Thursday, October 18, 2018

UNCENSORED 3

In our recent four-week "UNCENSORED" series at Journey Church, we invited folks to submit questions on marriage, sex, purity and relationships.  

Below is one of those questions ... 


Q:  I feel like a sex object to my husband.  He wants sex with me as a way to relieve stress or to calm down when he’s angry or to feel better when he’s sick.  He tells me I have to enjoy watching him self-gratify because I’m his wife and should enjoy him.


A:  First, you as a wife are not sinning by doing this for him.  Having said that, we aren’t objects or animals.  We aren’t just bodies having sex.  We are souls bonding together in the act.  We’re loving people in covenant relationship with God and with each other.  Marriage is about servanthood, not about getting your personal needs met.

At the core of this issue is Philippians chapter 2 where we’re told to ‘prefer the other person over ourselves.’  

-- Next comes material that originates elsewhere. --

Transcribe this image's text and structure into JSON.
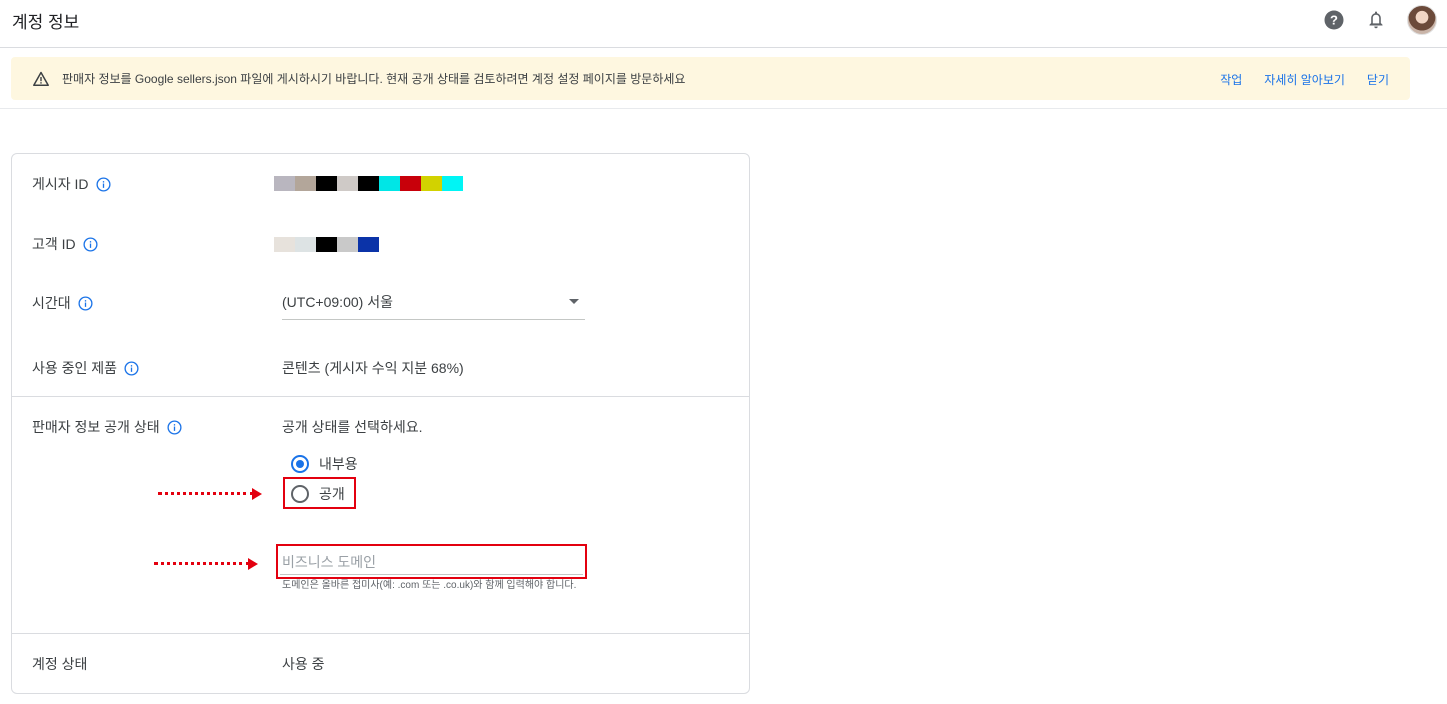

There are certainly times and moments when we selflessly do things for our partners sexually and other ways because it’s what they need at the moment, but a pattern of selfishness isn’t God’s way.

However, a husband who tells his wife she is compelled to watch him self-gratify because ‘she’s his wife and should enjoy him’ is a husband who has his roots deep in the mire of self.  

As strong an issue might be that in order to fulfill and complete the self-gratification, the husband is very likely thinking and concentrating and lusting about people other than his wife during the process.

Sex is created to be mutual.  Our need is for intimacy.  Sex that is purely physical is shallow.  Done right, it encompasses the emotional and the spiritual.  

Men make love to feel loved;  women need to feel love in order to make love.  When sex and intimacy work like they're supposed to, both partners start to look more and more like Christ.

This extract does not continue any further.